- Published: May 7, 2017
The countdown had commenced. “Five…four…three…two…”
I advanced on my daughter…her rain coat in hand. She squared her hips and set her face in steely defiance. I threw the coat at her feet. “Why can’t I wear what I want?” she countered, her sweatshirt already zipped to her undaunted chin. My nine year old daughter who now calls herself ten was not to be intimidated. She did not blinked and perhaps I already had even as I confronted her with an ultimatum, “You have two choices: You put this coat on to escape being cold and miserable the moment you step out the door. OR you take an umbrella.”
I pivoted like a door and she stepped through it. She walked into the living room and unholstered a red umbrella from its stand. She returned sharply and presented it to me for inspection. I turned it over tip to tail, dissatisfaction oozing from my pores. “This is your brother’s,” I warned. It was not enough in my mind. Outside the rain was a drenching onslaught. Inside I was angry and unable concede power to my own compromise.

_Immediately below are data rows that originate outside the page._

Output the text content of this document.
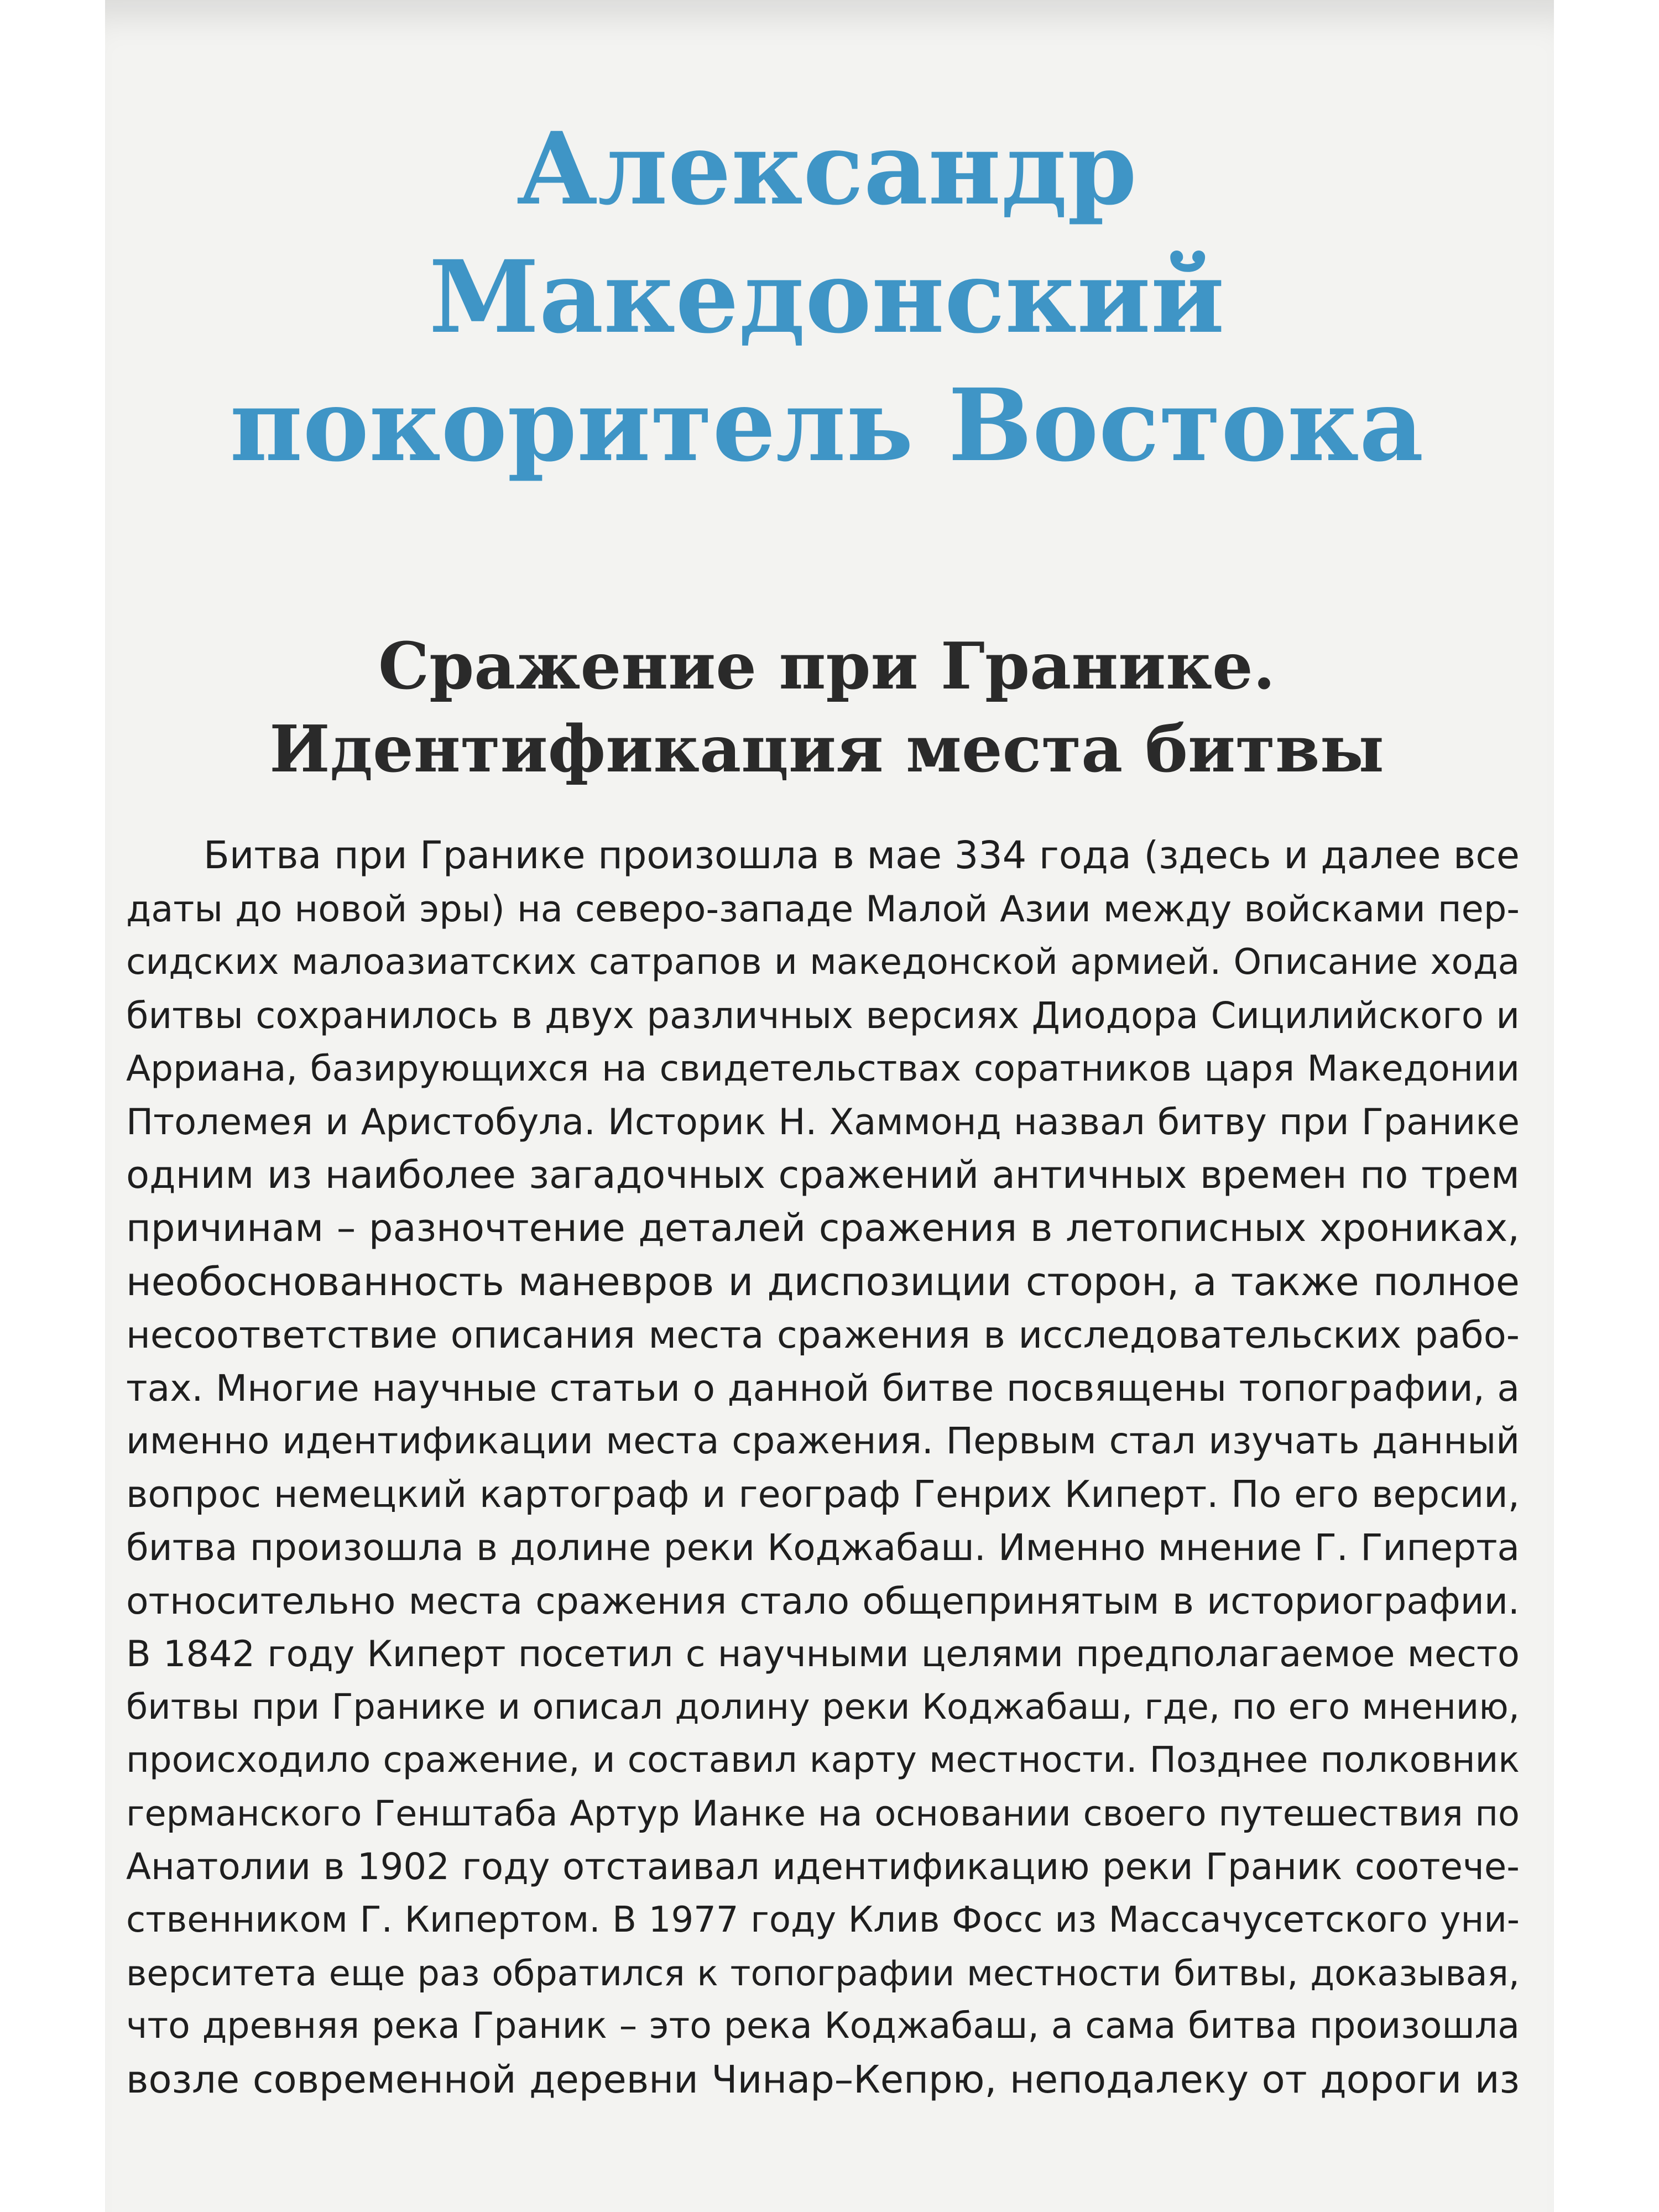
Александр Македонский
покоритель Востока
Сражение при Гранике.
Идентификация места битвы
Битва при Гранике произошла в мае 334 года (здесь и далее все
даты до новой эры) на северо-западе Малой Азии между войсками пер-
сидских малоазиатских сатрапов и македонской армией. Описание хода
битвы сохранилось в двух различных версиях Диодора Сицилийского и
Арриана, базирующихся на свидетельствах соратников царя Македонии
Птолемея и Аристобула. Историк Н. Хаммонд назвал битву при Гранике
одним из наиболее загадочных сражений античных времен по трем
причинам – разночтение деталей сражения в летописных хрониках,
необоснованность маневров и диспозиции сторон, а также полное
несоответствие описания места сражения в исследовательских рабо-
тах. Многие научные статьи о данной битве посвящены топографии, а
именно идентификации места сражения. Первым стал изучать данный
вопрос немецкий картограф и географ Генрих Киперт. По его версии,
битва произошла в долине реки Коджабаш. Именно мнение Г. Гиперта
относительно места сражения стало общепринятым в историографии.
В 1842 году Киперт посетил с научными целями предполагаемое место
битвы при Гранике и описал долину реки Коджабаш, где, по его мнению,
происходило сражение, и составил карту местности. Позднее полковник
германского Генштаба Артур Ианке на основании своего путешествия по
Анатолии в 1902 году отстаивал идентификацию реки Граник соотече-
ственником Г. Кипертом. В 1977 году Клив Фосс из Массачусетского уни-
верситета еще раз обратился к топографии местности битвы, доказывая,
что древняя река Граник – это река Коджабаш, а сама битва произошла
возле современной деревни Чинар–Кепрю, неподалеку от дороги из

“It’s ok, Amy; her umbrella broke.” My husband intervened, tucked our daughter’s rain jacket under his arm for measure, and guided her out the door. I let them go but not my displeasure. I took down my own rain jacket from its hook and draped its dark form over my shoulders. I gathered myself for work, but, before leaving, I sent my husband a text, “I’m not going to the ranch.”
Our plan for Saturday was to go horseback riding at Marmon Valley Farm with the Girl Scouts but I couldn’t even imagine. The hard driving rain looked like it would never stop. While my car idled at a light, my husband texted back, “I’ve asked if they might cancel because of the weather. If you decide not to go, please explain it’s because of work and not what happened this morning.”
I shot back. “Why can’t it be about this morning? She defied me. There are consequences.”
“Because the punishment doesn’t fit the crime,” He reasoned. “How is she going to enjoy an overnight when her mom was supposed to be there but bowed out because she made a mistake? Better to make up first and then go your separate ways if you need to.”
Yes, she had made the mistake. She dropped her lunch bag at my feet that morning. I had tripped; I got hurt; I got angry at my daughter’s carelessness and stayed that way.
But I texted my husband the truth: “It is also because of work.” Place me in the defiant role and you’ll get a picture of what awaited me at the office. Imagine terms to renegotiate forged months ago under uncertain conditions with a skeptical negotiating partner. In retrospect, intransigence with my own daughter feels rather foolish.
So, I walked myself back. Work required my attention but I joined my daughter in Zanesfield for a truly splendid Saturday afternoon. We took a lesson in archery and rode horseback through muddy but sunlit trails.
I return home in time to join the French Cafe at the Yellow Springs High School. It make for a striking transition from farm to foreign borough. I settle in among friends, pile my plate high in exquisite food and listen to an enchanting night of music. Among the songs of the evening is a Swedish folk song rendered in French.
Who can sail without a wind?
Who can row without oars?
Who can leave a parting friend
Without shedding tears?
I can sail without the wind,
I can row without oars,
But I can’t leave a parting friend
Without shedding tears.
Miles away in Zanesfield, my daughter steps out on a wooden floor in the high heels cowgirl boots she picked out at the Marmon Valley store.
She listens to the fiddle player call out the count, “Ladies… one, two, three, four.” She’s there to square dance and show the whole world.